To save the datasets for self-training, run
python datasets/preprocessing/freemask_preprocessing.py preprocess
The most important parameters are the following:
--data_dir
- the path to the raw ScanNet dataset--save_dir
- the path to save the processed data--modes
- default is ("train", "validation"), but can be selected for either--git_repo
- the path to the ScanNet git repository, needed for the ScanNet label mapping--oracle
- if selected, the original annotation is used for pseudo masks in a class-agnostic manner. needed to create a version for evaluation--freemask_dir
- the path to the pseudo masks generated in the previous step--n_jobs
- makes you wait less if you use more cores :)
Finally, to train the model with the pseudo masks over multiple stages of self-training iterations, run
. scripts/mask3d_DINO_CSC_self_train.sh
We provide the pretrained weights for the CSC model, which is used for self-superivsed feature extraction. This was trained on teh training scenes of ScanNet, with default parameters.

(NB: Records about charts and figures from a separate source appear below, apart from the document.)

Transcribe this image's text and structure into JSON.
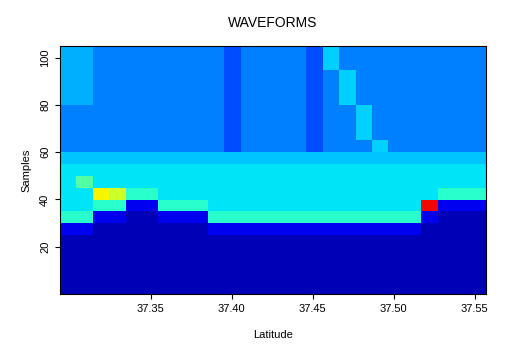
{
  "chart_data": {
    "type": "heatmap",
    "title": "WAVEFORMS",
    "x_label": "Latitude",
    "y_label": "Samples",
    "xlim": [
      37.294,
      37.557
    ],
    "ylim": [
      0,
      105
    ],
    "xticks": [
      37.35,
      {
        "value": 37.4,
        "label": "37.40"
      },
      37.45,
      {
        "value": 37.5,
        "label": "37.50"
      },
      37.55
    ],
    "yticks": [
      20,
      40,
      60,
      80,
      100
    ],
    "color": "jet",
    "color_range": [
      0,
      10
    ],
    "cells": [
      [
        0.5,
        0.5,
        0.5,
        0.5,
        0.5,
        0.5,
        0.5,
        0.5,
        0.5,
        0.5,
        0.5,
        0.5,
        0.5,
        0.5,
        0.5,
        0.5,
        0.5,
        0.5,
        0.5,
        0.5,
        0.5,
        0.5,
        0.5,
        0.5,
        0.5,
        0.5
      ],
      [
        0.5,
        0.5,
        0.5,
        0.5,
        0.5,
        0.5,
        0.5,
        0.5,
        0.5,
        0.5,
        0.5,
        0.5,
        0.5,
        0.5,
        0.5,
        0.5,
        0.5,
        0.5,
        0.5,
        0.5,
        0.5,
        0.5,
        0.5,
        0.5,
        0.5,
        0.5
      ],
      [
        0.5,
        0.5,
        0.5,
        0.5,
        0.5,
        0.5,
        0.5,
        0.5,
        0.5,
        0.5,
        0.5,
        0.5,
        0.5,
        0.5,
        0.5,
        0.5,
        0.5,
        0.5,
        0.5,
        0.5,
        0.5,
        0.5,
        0.5,
        0.5,
        0.5,
        0.5
      ],
      [
        0.5,
        0.5,
        0.5,
        0.5,
        0.5,
        0.5,
        0.5,
        0.5,
        0.5,
        0.5,
        0.5,
        0.5,
        0.5,
        0.5,
        0.5,
        0.5,
        0.5,
        0.5,
        0.5,
        0.5,
        0.5,
        0.5,
        0.5,
        0.5,
        0.5,
        0.5
      ],
      [
        0.5,
        0.5,
        0.5,
        0.5,
        0.5,
        0.5,
        0.5,
        0.5,
        0.5,
        0.5,
        0.5,
        0.5,
        0.5,
        0.5,
        0.5,
        0.5,
        0.5,
        0.5,
        0.5,
        0.5,
        0.5,
        0.5,
        0.5,
        0.5,
        0.5,
        0.5
      ],
      [
        1,
        1,
        0.5,
        0.5,
        0.5,
        0.5,
        0.5,
        0.5,
        0.5,
        1,
        1,
        1,
        1,
        1,
        1,
        1,
        1,
        1,
        1,
        1,
        1,
        1,
        0.5,
        0.5,
        0.5,
        0.5
      ],
      [
        4,
        4,
        1,
        1,
        0.5,
        0.5,
        1,
        1,
        1,
        4,
        4,
        4,
        4,
        4,
        4,
        4,
        4,
        4,
        4,
        4,
        4,
        4,
        1,
        0.5,
        0.5,
        0.5
      ],
      [
        3.5,
        3.5,
        4,
        4,
        1,
        1,
        4,
        4,
        4,
        3.5,
        3.5,
        3.5,
        3.5,
        3.5,
        3.5,
        3.5,
        3.5,
        3.5,
        3.5,
        3.5,
        3.5,
        3.5,
        9,
        1,
        1,
        1
      ],
      [
        3.5,
        3.5,
        6.5,
        6,
        4,
        4,
        3.5,
        3.5,
        3.5,
        3.5,
        3.5,
        3.5,
        3.5,
        3.5,
        3.5,
        3.5,
        3.5,
        3.5,
        3.5,
        3.5,
        3.5,
        3.5,
        3.5,
        4,
        4,
        4
      ],
      [
        3.5,
        4.5,
        3.5,
        3.5,
        3.5,
        3.5,
        3.5,
        3.5,
        3.5,
        3.5,
        3.5,
        3.5,
        3.5,
        3.5,
        3.5,
        3.5,
        3.5,
        3.5,
        3.5,
        3.5,
        3.5,
        3.5,
        3.5,
        3.5,
        3.5,
        3.5
      ],
      [
        3.5,
        3.5,
        3.5,
        3.5,
        3.5,
        3.5,
        3.5,
        3.5,
        3.5,
        3.5,
        3.5,
        3.5,
        3.5,
        3.5,
        3.5,
        3.5,
        3.5,
        3.5,
        3.5,
        3.5,
        3.5,
        3.5,
        3.5,
        3.5,
        3.5,
        3.5
      ],
      [
        3.2,
        3.2,
        3.2,
        3.2,
        3.2,
        3.2,
        3.2,
        3.2,
        3.2,
        3.2,
        3.2,
        3.2,
        3.2,
        3.2,
        3.2,
        3.2,
        3.2,
        3.2,
        3.2,
        3.2,
        3.2,
        3.2,
        3.2,
        3.2,
        3.2,
        3.2
      ],
      [
        2.5,
        2.5,
        2.5,
        2.5,
        2.5,
        2.5,
        2.5,
        2.5,
        2.5,
        2.5,
        2.0,
        2.5,
        2.5,
        2.5,
        2.5,
        2.0,
        2.5,
        2.5,
        2.5,
        3.3,
        2.5,
        2.5,
        2.5,
        2.5,
        2.5,
        2.5
      ],
      [
        2.5,
        2.5,
        2.5,
        2.5,
        2.5,
        2.5,
        2.5,
        2.5,
        2.5,
        2.5,
        2.0,
        2.5,
        2.5,
        2.5,
        2.5,
        2.0,
        2.5,
        2.5,
        3.3,
        2.5,
        2.5,
        2.5,
        2.5,
        2.5,
        2.5,
        2.5
      ],
      [
        2.5,
        2.5,
        2.5,
        2.5,
        2.5,
        2.5,
        2.5,
        2.5,
        2.5,
        2.5,
        2.0,
        2.5,
        2.5,
        2.5,
        2.5,
        2.0,
        2.5,
        2.5,
        3.3,
        2.5,
        2.5,
        2.5,
        2.5,
        2.5,
        2.5,
        2.5
      ],
      [
        2.5,
        2.5,
        2.5,
        2.5,
        2.5,
        2.5,
        2.5,
        2.5,
        2.5,
        2.5,
        2.0,
        2.5,
        2.5,
        2.5,
        2.5,
        2.0,
        2.5,
        2.5,
        3.3,
        2.5,
        2.5,
        2.5,
        2.5,
        2.5,
        2.5,
        2.5
      ],
      [
        3.0,
        3.0,
        2.5,
        2.5,
        2.5,
        2.5,
        2.5,
        2.5,
        2.5,
        2.5,
        2.0,
        2.5,
        2.5,
        2.5,
        2.5,
        2.0,
        2.5,
        3.3,
        2.5,
        2.5,
        2.5,
        2.5,
        2.5,
        2.5,
        2.5,
        2.5
      ],
      [
        3.0,
        3.0,
        2.5,
        2.5,
        2.5,
        2.5,
        2.5,
        2.5,
        2.5,
        2.5,
        2.0,
        2.5,
        2.5,
        2.5,
        2.5,
        2.0,
        2.5,
        3.3,
        2.5,
        2.5,
        2.5,
        2.5,
        2.5,
        2.5,
        2.5,
        2.5
      ],
      [
        3.0,
        3.0,
        2.5,
        2.5,
        2.5,
        2.5,
        2.5,
        2.5,
        2.5,
        2.5,
        2.0,
        2.5,
        2.5,
        2.5,
        2.5,
        2.0,
        2.5,
        3.3,
        2.5,
        2.5,
        2.5,
        2.5,
        2.5,
        2.5,
        2.5,
        2.5
      ],
      [
        3.0,
        3.0,
        2.5,
        2.5,
        2.5,
        2.5,
        2.5,
        2.5,
        2.5,
        2.5,
        2.0,
        2.5,
        2.5,
        2.5,
        2.5,
        2.0,
        3.3,
        2.5,
        2.5,
        2.5,
        2.5,
        2.5,
        2.5,
        2.5,
        2.5,
        2.5
      ],
      [
        3.0,
        3.0,
        2.5,
        2.5,
        2.5,
        2.5,
        2.5,
        2.5,
        2.5,
        2.5,
        2.0,
        2.5,
        2.5,
        2.5,
        2.5,
        2.0,
        3.3,
        2.5,
        2.5,
        2.5,
        2.5,
        2.5,
        2.5,
        2.5,
        2.5,
        2.5
      ]
    ]
  }
}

We preprocessed a set of pseudo datasets in different variations, which can be used for self-training. We provide the following datasets:
Dataset Name | Description |
---|---|
scannet_freemask_oracle | The oracle dataset using the GT ScanNet mask annotation, mostly used for evaluation only. |
unscene3d_dino | Our proposed psuedo mask dataset, using projected 2D features from DINO for the NCut stage. |
unscene3d_dino_csc | Our proposed psuedo mask dataset, using both 3D CSC and projected 2D features from DINO for the NCut stage. |
unscene3d_arkit | Using 3D features on the ArKitScenes dataset for the NCut stage. |
We also provide the trained checkpoints for the self-training iterations, which can be used for evaluation or inference purposes. The checkpoints and the corresponding training logs are available for the following setups:
Setup Name | Description |
---|---|
unscene3d_CSC_self_train_3 | The model trained with pseudo masks using 3D features only, and after 3 self-training iteration. |
unscene3d_DINO_self_train_3 | The model trained with pseudo masks using 2D features only, and after 3 self-training iteration. |
unscene3d_DINO_CSC_self_train_3 | The model trained with pseudo masks using both 2D and 3D features only, and after 3 self-training iteration. |
unscene3d_arkit_self_train_2 | The model trained with the ArKitScenes and pseudo masks extracted from 3D features only, and after 2 self-training iterations. |
Finally, we show some qualitative results of the pseudo mask generation and the self-training iterations for the different setups. You can download the visualizations for 3D only and both 2D/3D psuedo masks. For opening the visualizations in your browser, please use PyViz3D.